# Complement of an intersection

The complement of the set X ∩ Y is the set of elements that are members of the universal set U but not members of X ∩ Y. It is denoted by (X ∩ Y) ’.

The symmetric difference of two sets is the collection of elements which are members of either set but not both - in other words, the union of the sets excluding their intersection.
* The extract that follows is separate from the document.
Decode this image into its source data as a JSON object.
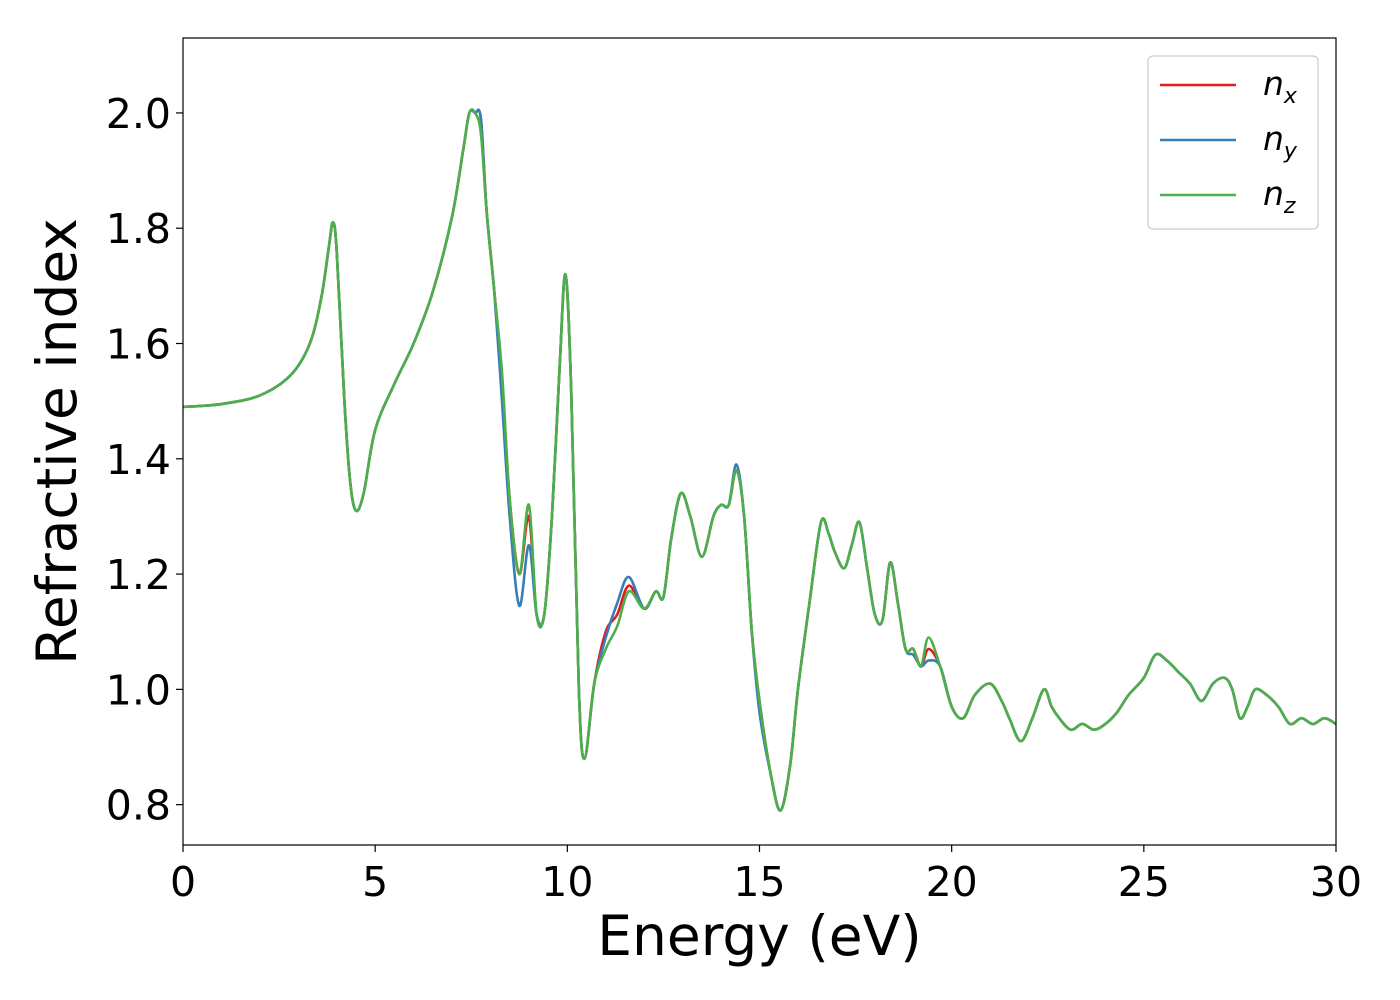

Forming the symmetric difference of two sets is simple, but forming the symmetric difference of three sets is a bit trickier.

Example:

Suppose U = set of positive integers less than 10,

X = {1, 2, 5, 6, 7} and Y = {1, 3, 4, 5, 6, 8} .

a) Draw a Venn diagram to illustrate ( X ∩ Y ) ’

b) Find ( X ∩ Y ) ’

Solution:

a) First, fill in the elements for X ∩ Y = {1, 5, 6}

Fill in the other elements for X and Y and for U

Shade the region outside X ∩ Y to indicate (X ∩ Y ) ’

b) We can see from the Venn diagram that

(X ∩ Y ) ’ = {2, 3, 4, 7, 8, 9}

Or we find that X ∩ Y = {1, 5, 6} and so

(X ∩ Y ) ’ = {2, 3, 4, 7, 8, 9}